September 12, 2008 at 7:34 am
I have an index that is 66.67% fragmented and I've tried rebuilding it and the fragmentation level remains the same:
TABLE level scan performed.
- Pages Scanned................................: 3
- Extents Scanned..............................: 3
- Extent Switches..............................: 2
- Avg. Pages per Extent........................: 1.0
- Scan Density [Best Count:Actual Count].......: 33.33% [1:3]
- Logical Scan Fragmentation ..................: 66.67%
- Extent Scan Fragmentation ...................: 66.67%
- Avg. Bytes Free per Page.....................: 363.0
- Avg. Page Density (full).....................: 95.52%
DBCC execution completed. If DBCC printed error messages, contact your system administrator.
I'm assuming it is because the index is so small? Only ~360 rows in that table so perhaps that's just how it had to create the index?
Anyway I'm new to the world of index performance improvements or performance tuning in general, so I'm just looking for some good practices / common sense, all that fun stuff.
Thanks!
September 12, 2008 at 7:54 am
That table only has 3 pages in it. Don't worry about the fragmentation % for tables with less than 100 or so pages in them.
Gail Shaw
Microsoft Certified Master: SQL Server, MVP, M.Sc (Comp Sci)
SQL In The Wild: Discussions on DB performance with occasional diversions into recoverability
September 12, 2008 at 8:24 am
Would you mind explaining why it is fragmented?
Does it have to do with how the index is built and because it is such a small index it just appears fragmented due to the way the calculation is done?
Is it REALLY fragmented, but again, because it has so few pages, the system just doesn't bother with doing anything about it?
Just wondering why is all.
Thanks!
September 12, 2008 at 8:48 am
You asked...
The first 8 pages that are allocated to a page are allocated from mixed extents (extent = 8 consecutive pages).
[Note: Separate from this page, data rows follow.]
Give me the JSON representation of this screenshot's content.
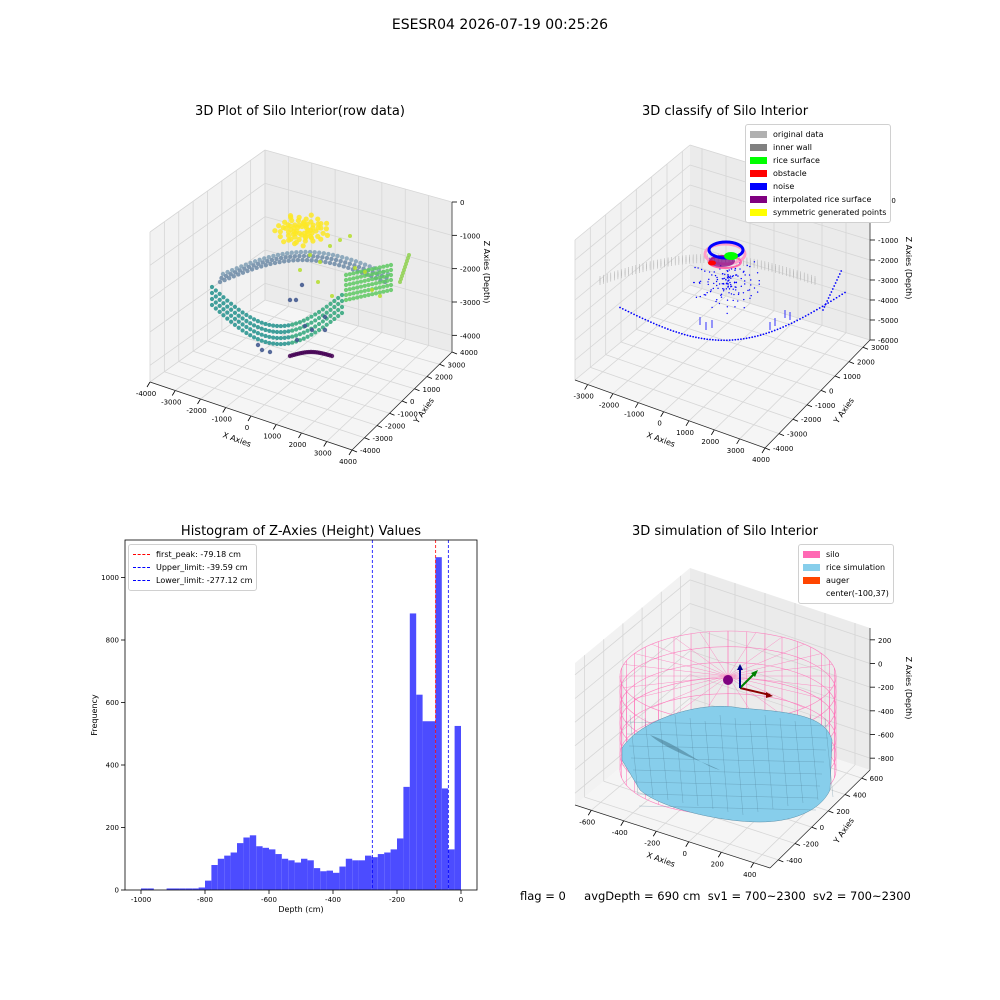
{
  "suptitle": "ESESR04 2026-07-19 00:25:26",
  "status": {
    "flag": "flag = 0",
    "avg_depth": "avgDepth = 690 cm",
    "sv1": "sv1 = 700~2300",
    "sv2": "sv2 = 700~2300"
  },
  "colors": {
    "viridis": [
      "#440154",
      "#3b528b",
      "#21918c",
      "#5ec962",
      "#fde725"
    ],
    "silo": "#ff69b4",
    "rice": "#87ceeb",
    "auger": "#ff4500",
    "hist_bar": "#4c4cff"
  },
  "chart_data": [
    {
      "type": "scatter3d",
      "title": "3D Plot of Silo Interior(row data)",
      "xlabel": "X Axies",
      "ylabel": "Y Axies",
      "zlabel": "Z Axies (Depth)",
      "x_ticks": [
        -4000,
        -3000,
        -2000,
        -1000,
        0,
        1000,
        2000,
        3000,
        4000
      ],
      "y_ticks": [
        -4000,
        -3000,
        -2000,
        -1000,
        0,
        1000,
        2000,
        3000,
        4000
      ],
      "z_ticks": [
        0,
        -1000,
        -2000,
        -3000,
        -4000
      ],
      "xlim": [
        -4000,
        4000
      ],
      "ylim": [
        -4000,
        4000
      ],
      "zlim": [
        -4500,
        0
      ],
      "colormap": "viridis",
      "grid": true
    },
    {
      "type": "scatter3d",
      "title": "3D classify of Silo Interior",
      "xlabel": "X Axies",
      "ylabel": "Y Axies",
      "zlabel": "Z Axies (Depth)",
      "x_ticks": [
        -3000,
        -2000,
        -1000,
        0,
        1000,
        2000,
        3000,
        4000
      ],
      "y_ticks": [
        -4000,
        -3000,
        -2000,
        -1000,
        0,
        1000,
        2000,
        3000
      ],
      "z_ticks": [
        1000,
        0,
        -1000,
        -2000,
        -3000,
        -4000,
        -5000,
        -6000
      ],
      "xlim": [
        -3500,
        4000
      ],
      "ylim": [
        -4000,
        3500
      ],
      "zlim": [
        -6000,
        1000
      ],
      "legend_position": "top-right",
      "legend": [
        {
          "label": "original data",
          "color": "#b0b0b0"
        },
        {
          "label": "inner wall",
          "color": "#808080"
        },
        {
          "label": "rice surface",
          "color": "#00ff00"
        },
        {
          "label": "obstacle",
          "color": "#ff0000"
        },
        {
          "label": "noise",
          "color": "#0000ff"
        },
        {
          "label": "interpolated rice surface",
          "color": "#800080"
        },
        {
          "label": "symmetric generated points",
          "color": "#ffff00"
        }
      ],
      "grid": true
    },
    {
      "type": "bar",
      "title": "Histogram of Z-Axies (Height) Values",
      "xlabel": "Depth (cm)",
      "ylabel": "Frequency",
      "xlim": [
        -1050,
        50
      ],
      "ylim": [
        0,
        1120
      ],
      "x_ticks": [
        -1000,
        -800,
        -600,
        -400,
        -200,
        0
      ],
      "y_ticks": [
        0,
        200,
        400,
        600,
        800,
        1000
      ],
      "bin_width": 20,
      "bin_starts": [
        -1000,
        -980,
        -960,
        -940,
        -920,
        -900,
        -880,
        -860,
        -840,
        -820,
        -800,
        -780,
        -760,
        -740,
        -720,
        -700,
        -680,
        -660,
        -640,
        -620,
        -600,
        -580,
        -560,
        -540,
        -520,
        -500,
        -480,
        -460,
        -440,
        -420,
        -400,
        -380,
        -360,
        -340,
        -320,
        -300,
        -280,
        -260,
        -240,
        -220,
        -200,
        -180,
        -160,
        -140,
        -120,
        -100,
        -80,
        -60,
        -40,
        -20
      ],
      "counts": [
        5,
        5,
        0,
        0,
        5,
        5,
        5,
        5,
        5,
        8,
        30,
        80,
        100,
        110,
        120,
        150,
        168,
        175,
        140,
        135,
        130,
        115,
        100,
        95,
        88,
        100,
        95,
        70,
        60,
        62,
        55,
        75,
        100,
        95,
        95,
        110,
        105,
        115,
        120,
        130,
        165,
        330,
        885,
        625,
        540,
        540,
        1065,
        325,
        130,
        525
      ],
      "vlines": [
        {
          "label": "first_peak: -79.18 cm",
          "x": -79.18,
          "color": "#ff0000"
        },
        {
          "label": "Upper_limit: -39.59 cm",
          "x": -39.59,
          "color": "#0000ff"
        },
        {
          "label": "Lower_limit: -277.12 cm",
          "x": -277.12,
          "color": "#0000ff"
        }
      ],
      "legend_position": "top-left",
      "grid": false
    },
    {
      "type": "surface3d",
      "title": "3D simulation of Silo Interior",
      "xlabel": "X Axies",
      "ylabel": "Y Axies",
      "zlabel": "Z Axies (Depth)",
      "x_ticks": [
        -600,
        -400,
        -200,
        0,
        200,
        400
      ],
      "y_ticks": [
        -400,
        -200,
        0,
        200,
        400,
        600
      ],
      "z_ticks": [
        200,
        0,
        -200,
        -400,
        -600,
        -800
      ],
      "xlim": [
        -700,
        500
      ],
      "ylim": [
        -500,
        700
      ],
      "zlim": [
        -900,
        300
      ],
      "legend_position": "top-right",
      "legend": [
        {
          "label": "silo",
          "color": "#ff69b4"
        },
        {
          "label": "rice simulation",
          "color": "#87ceeb"
        },
        {
          "label": "auger",
          "color": "#ff4500"
        },
        {
          "label": "center(-100,37)",
          "color": ""
        }
      ],
      "grid": true
    }
  ]
}
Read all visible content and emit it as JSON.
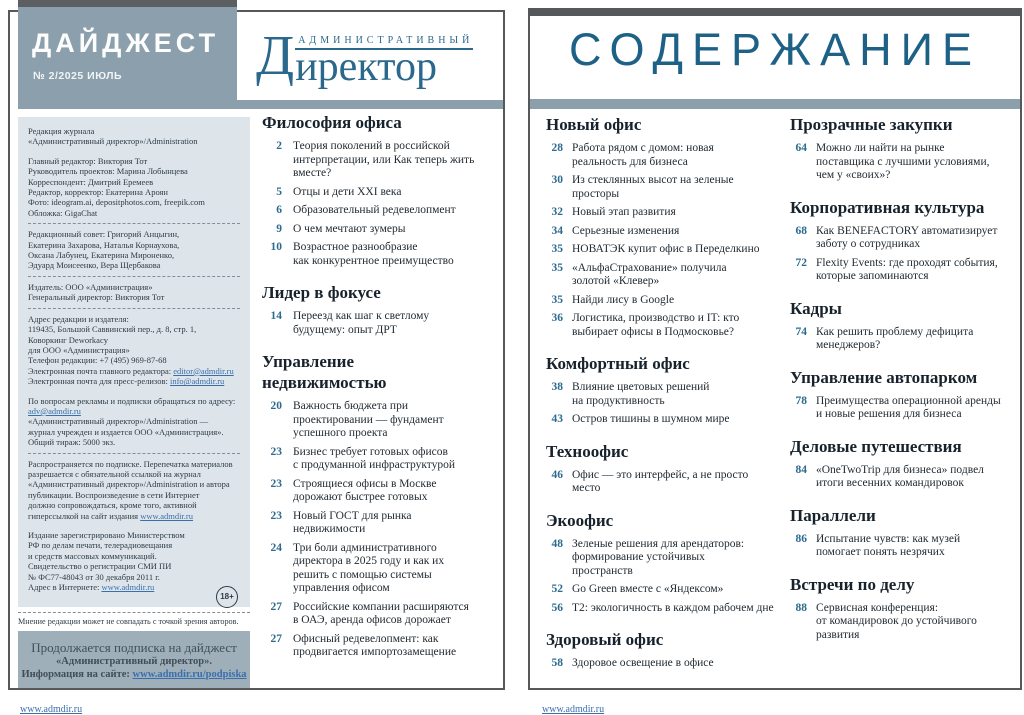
{
  "colors": {
    "accent_teal": "#2a688c",
    "contents_title_teal": "#1d6187",
    "header_gray_blue": "#8ba0ac",
    "sidebar_bg": "#dde5ea",
    "subscription_bg": "#9eafba",
    "link_blue": "#3a6fad",
    "frame_gray": "#57585a",
    "page_number_teal": "#2c6a8e",
    "heading_dark": "#17222c"
  },
  "left_page": {
    "header": {
      "digest_title": "ДАЙДЖЕСТ",
      "issue": "№ 2/2025 ИЮЛЬ",
      "logo_small": "АДМИНИСТРАТИВНЫЙ",
      "logo_word_initial": "Д",
      "logo_word_rest": "иректор"
    },
    "masthead_blocks": [
      {
        "gap": true,
        "lines": [
          [
            {
              "t": "Редакция журнала"
            }
          ],
          [
            {
              "t": "«Административный директор»/Administration"
            }
          ]
        ]
      },
      {
        "sep": true,
        "lines": [
          [
            {
              "t": "Главный редактор: Виктория Тот"
            }
          ],
          [
            {
              "t": "Руководитель проектов: Марина Лобынцева"
            }
          ],
          [
            {
              "t": "Корреспондент: Дмитрий Еремеев"
            }
          ],
          [
            {
              "t": "Редактор, корректор: Екатерина Ароян"
            }
          ],
          [
            {
              "t": "Фото: ideogram.ai, depositphotos.com, freepik.com"
            }
          ],
          [
            {
              "t": "Обложка: GigaChat"
            }
          ]
        ]
      },
      {
        "sep": true,
        "lines": [
          [
            {
              "t": "Редакционный совет: Григорий Анцыгин,"
            }
          ],
          [
            {
              "t": "Екатерина Захарова, Наталья Корнаухова,"
            }
          ],
          [
            {
              "t": "Оксана Лабунец, Екатерина Мироненко,"
            }
          ],
          [
            {
              "t": "Эдуард Моисеенко, Вера Щербакова"
            }
          ]
        ]
      },
      {
        "sep": true,
        "lines": [
          [
            {
              "t": "Издатель: ООО «Администрация»"
            }
          ],
          [
            {
              "t": "Генеральный директор: Виктория Тот"
            }
          ]
        ]
      },
      {
        "gap": true,
        "lines": [
          [
            {
              "t": "Адрес редакции и издателя:"
            }
          ],
          [
            {
              "t": "119435, Большой Саввинский пер., д. 8, стр. 1,"
            }
          ],
          [
            {
              "t": "Коворкинг Deworkacy"
            }
          ],
          [
            {
              "t": "для ООО «Администрация»"
            }
          ],
          [
            {
              "t": "Телефон редакции: +7 (495) 969-87-68"
            }
          ],
          [
            {
              "t": "Электронная почта главного редактора: "
            },
            {
              "t": "editor@admdir.ru",
              "l": 1
            }
          ],
          [
            {
              "t": "Электронная почта для пресс-релизов: "
            },
            {
              "t": "info@admdir.ru",
              "l": 1
            }
          ]
        ]
      },
      {
        "sep": true,
        "lines": [
          [
            {
              "t": "По вопросам рекламы и подписки обращаться по адресу:"
            }
          ],
          [
            {
              "t": "adv@admdir.ru",
              "l": 1
            }
          ],
          [
            {
              "t": "«Административный директор»/Administration —"
            }
          ],
          [
            {
              "t": "журнал учрежден и издается ООО «Администрация»."
            }
          ],
          [
            {
              "t": "Общий тираж: 5000 экз."
            }
          ]
        ]
      },
      {
        "gap": true,
        "lines": [
          [
            {
              "t": "Распространяется по подписке. Перепечатка материалов"
            }
          ],
          [
            {
              "t": "разрешается с обязательной ссылкой на журнал"
            }
          ],
          [
            {
              "t": "«Административный директор»/Administration и автора"
            }
          ],
          [
            {
              "t": "публикации. Воспроизведение в сети Интернет"
            }
          ],
          [
            {
              "t": "должно сопровождаться, кроме того, активной"
            }
          ],
          [
            {
              "t": "гиперссылкой на сайт издания "
            },
            {
              "t": "www.admdir.ru",
              "l": 1
            }
          ]
        ]
      },
      {
        "lines": [
          [
            {
              "t": "Издание зарегистрировано Министерством"
            }
          ],
          [
            {
              "t": "РФ по делам печати, телерадиовещания"
            }
          ],
          [
            {
              "t": "и средств массовых коммуникаций."
            }
          ],
          [
            {
              "t": "Свидетельство о регистрации СМИ ПИ"
            }
          ],
          [
            {
              "t": "№ ФС77-48043 от 30 декабря 2011 г."
            }
          ],
          [
            {
              "t": "Адрес в Интернете: "
            },
            {
              "t": "www.admdir.ru",
              "l": 1
            }
          ]
        ]
      }
    ],
    "age_badge": "18+",
    "disclaimer": "Мнение редакции может не совпадать с точкой зрения авторов.",
    "subscription": {
      "line1": "Продолжается подписка на дайджест",
      "line2": "«Административный директор».",
      "line3_prefix": "Информация на сайте: ",
      "line3_link": "www.admdir.ru/podpiska"
    },
    "footer_link": "www.admdir.ru",
    "toc_sections": [
      {
        "title": "Философия офиса",
        "items": [
          {
            "page": "2",
            "title": "Теория поколений в российской\nинтерпретации, или Как теперь жить\nвместе?"
          },
          {
            "page": "5",
            "title": "Отцы и дети XXI века"
          },
          {
            "page": "6",
            "title": "Образовательный редевелопмент"
          },
          {
            "page": "9",
            "title": "О чем мечтают зумеры"
          },
          {
            "page": "10",
            "title": "Возрастное разнообразие\nкак конкурентное преимущество"
          }
        ]
      },
      {
        "title": "Лидер в фокусе",
        "items": [
          {
            "page": "14",
            "title": "Переезд как шаг к светлому\nбудущему: опыт ДРТ"
          }
        ]
      },
      {
        "title": "Управление\nнедвижимостью",
        "items": [
          {
            "page": "20",
            "title": "Важность бюджета при\nпроектировании — фундамент\nуспешного проекта"
          },
          {
            "page": "23",
            "title": "Бизнес требует готовых офисов\nс продуманной инфраструктурой"
          },
          {
            "page": "23",
            "title": "Строящиеся офисы в Москве\nдорожают быстрее готовых"
          },
          {
            "page": "23",
            "title": "Новый ГОСТ для рынка\nнедвижимости"
          },
          {
            "page": "24",
            "title": "Три боли административного\nдиректора в 2025 году и как их\nрешить с помощью системы\nуправления офисом"
          },
          {
            "page": "27",
            "title": "Российские компании расширяются\nв ОАЭ, аренда офисов дорожает"
          },
          {
            "page": "27",
            "title": "Офисный редевелопмент: как\nпродвигается импортозамещение"
          }
        ]
      }
    ]
  },
  "right_page": {
    "title": "СОДЕРЖАНИЕ",
    "footer_link": "www.admdir.ru",
    "column1_sections": [
      {
        "title": "Новый офис",
        "items": [
          {
            "page": "28",
            "title": "Работа рядом с домом: новая\nреальность для бизнеса"
          },
          {
            "page": "30",
            "title": "Из стеклянных высот на зеленые\nпросторы"
          },
          {
            "page": "32",
            "title": "Новый этап развития"
          },
          {
            "page": "34",
            "title": "Серьезные изменения"
          },
          {
            "page": "35",
            "title": "НОВАТЭК купит офис в Переделкино"
          },
          {
            "page": "35",
            "title": "«АльфаСтрахование» получила\nзолотой «Клевер»"
          },
          {
            "page": "35",
            "title": "Найди лису в Google"
          },
          {
            "page": "36",
            "title": "Логистика, производство и IT: кто\nвыбирает офисы в Подмосковье?"
          }
        ]
      },
      {
        "title": "Комфортный офис",
        "items": [
          {
            "page": "38",
            "title": "Влияние цветовых решений\nна продуктивность"
          },
          {
            "page": "43",
            "title": "Остров тишины в шумном мире"
          }
        ]
      },
      {
        "title": "Техноофис",
        "items": [
          {
            "page": "46",
            "title": "Офис — это интерфейс, а не просто\nместо"
          }
        ]
      },
      {
        "title": "Экоофис",
        "items": [
          {
            "page": "48",
            "title": "Зеленые решения для арендаторов:\nформирование устойчивых\nпространств"
          },
          {
            "page": "52",
            "title": "Go Green вместе с «Яндексом»"
          },
          {
            "page": "56",
            "title": "Т2: экологичность в каждом рабочем дне"
          }
        ]
      },
      {
        "title": "Здоровый офис",
        "items": [
          {
            "page": "58",
            "title": "Здоровое освещение в офисе"
          }
        ]
      }
    ],
    "column2_sections": [
      {
        "title": "Прозрачные закупки",
        "items": [
          {
            "page": "64",
            "title": "Можно ли найти на рынке\nпоставщика с лучшими условиями,\nчем у «своих»?"
          }
        ]
      },
      {
        "title": "Корпоративная культура",
        "items": [
          {
            "page": "68",
            "title": "Как BENEFACTORY автоматизирует\nзаботу о сотрудниках"
          },
          {
            "page": "72",
            "title": "Flexity Events: где проходят события,\nкоторые запоминаются"
          }
        ]
      },
      {
        "title": "Кадры",
        "items": [
          {
            "page": "74",
            "title": "Как решить проблему дефицита\nменеджеров?"
          }
        ]
      },
      {
        "title": "Управление автопарком",
        "items": [
          {
            "page": "78",
            "title": "Преимущества операционной аренды\nи новые решения для бизнеса"
          }
        ]
      },
      {
        "title": "Деловые путешествия",
        "items": [
          {
            "page": "84",
            "title": "«OneTwoTrip для бизнеса» подвел\nитоги весенних командировок"
          }
        ]
      },
      {
        "title": "Параллели",
        "items": [
          {
            "page": "86",
            "title": "Испытание чувств: как музей\nпомогает понять незрячих"
          }
        ]
      },
      {
        "title": "Встречи по делу",
        "items": [
          {
            "page": "88",
            "title": "Сервисная конференция:\nот командировок до устойчивого\nразвития"
          }
        ]
      }
    ]
  }
}
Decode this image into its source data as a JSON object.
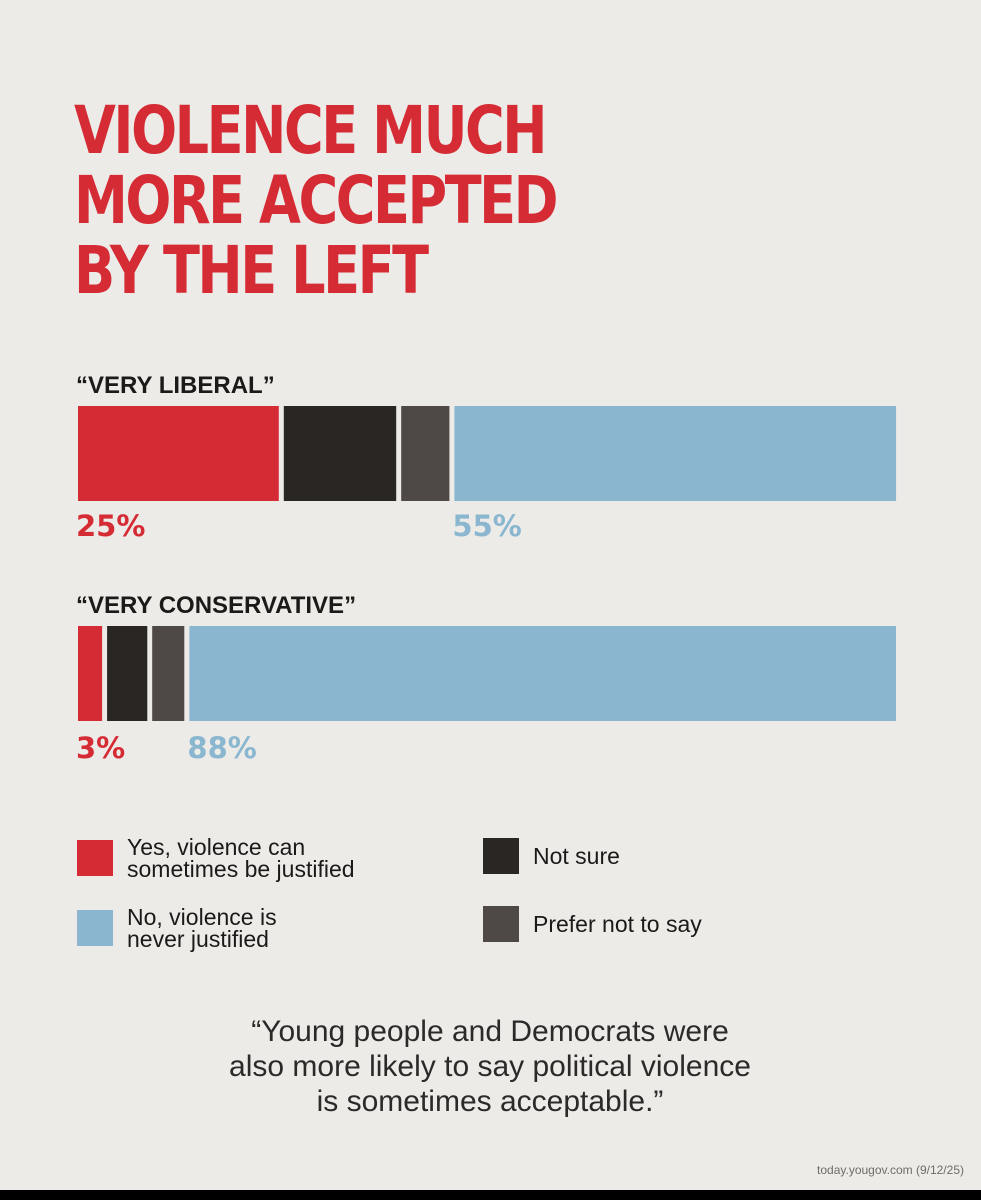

Once 8 pages have been allocated, then SQL will start allocating full extents to the table when it needs more space.
Since that table only has 3 pages, they are taken from any extent that has a free page in it and hence are unlikely to be consecutive. With tables that small, it's a size optimisation and the fact that they are not in order does not make much difference on that level.
Having the pages of an index consecutive matters for large scans, where lots of the pages of the table are needed at once, and it makes those large scans faster because the disk head will be in the right position for the reads and won't have to jump all over the drive to find the pages
The index is fragmented, it's not that the calculation is wrong. The calculation for fragmentation is the % of pages that are out of order. An out of order page is one that's higher in index key order but has a lower page ID.
So, if an index had (in index key order) the pages 15, 18, 36, 22, 24; then page 22 would be considered out of order (and is the only page so considered) and so the logical fragmentation of that index would be 20%
Make any sense?
Gail Shaw
Microsoft Certified Master: SQL Server, MVP, M.Sc (Comp Sci)
SQL In The Wild: Discussions on DB performance with occasional diversions into recoverability
September 12, 2008 at 8:59 am
That does make sense.
Small indexes don't warrant the extra work of locating their own space just for them, so if it is less than 8 pages SQL Server just looks around and says "Ah, here's some space" and stuffs them wherever.
I don't know what Extents are though so reading up on that....
So Extents are just 8 pages that are ordered together / contiguous on the drive?
It says that in order to work with pages more efficiently it stores them in groups of 8 called Extents.
SO... I'm assuming that means data that is stored across MANY pages would be broken down into many / 8 Extents and ideally stored in sequence on the drive to optimize read/write operations?
In this case, it didn't need all 8 pages of an Extent so this index didn't get its own Extent?
SQL Server just grabbed some partially used Extents (maybe it had 1 page, maybe it had 7) and tossed the 3 pages into one or more Extents as it wanted?
Do I understand that correctly?
September 12, 2008 at 9:22 am
Pretty much.
An extent is just that, 8 consecutive pages in the data file. After a table grows to a certain size (I think it's 24 pages in SQL 2005), then all allocations to that table are full extents.
Your specific index currently has 3 pages each in a different extent, as evidenced by these lines
- Extents Scanned..............................: 3
- Extent Switches..............................: 2
- Avg. Pages per Extent........................: 1.0
Gail Shaw
Microsoft Certified Master: SQL Server, MVP, M.Sc (Comp Sci)
SQL In The Wild: Discussions on DB performance with occasional diversions into recoverability
September 12, 2008 at 9:54 am
Thank you for your help, this has been most informative!
I'm never going to know it all, but it never hurts to know a bit more here and there!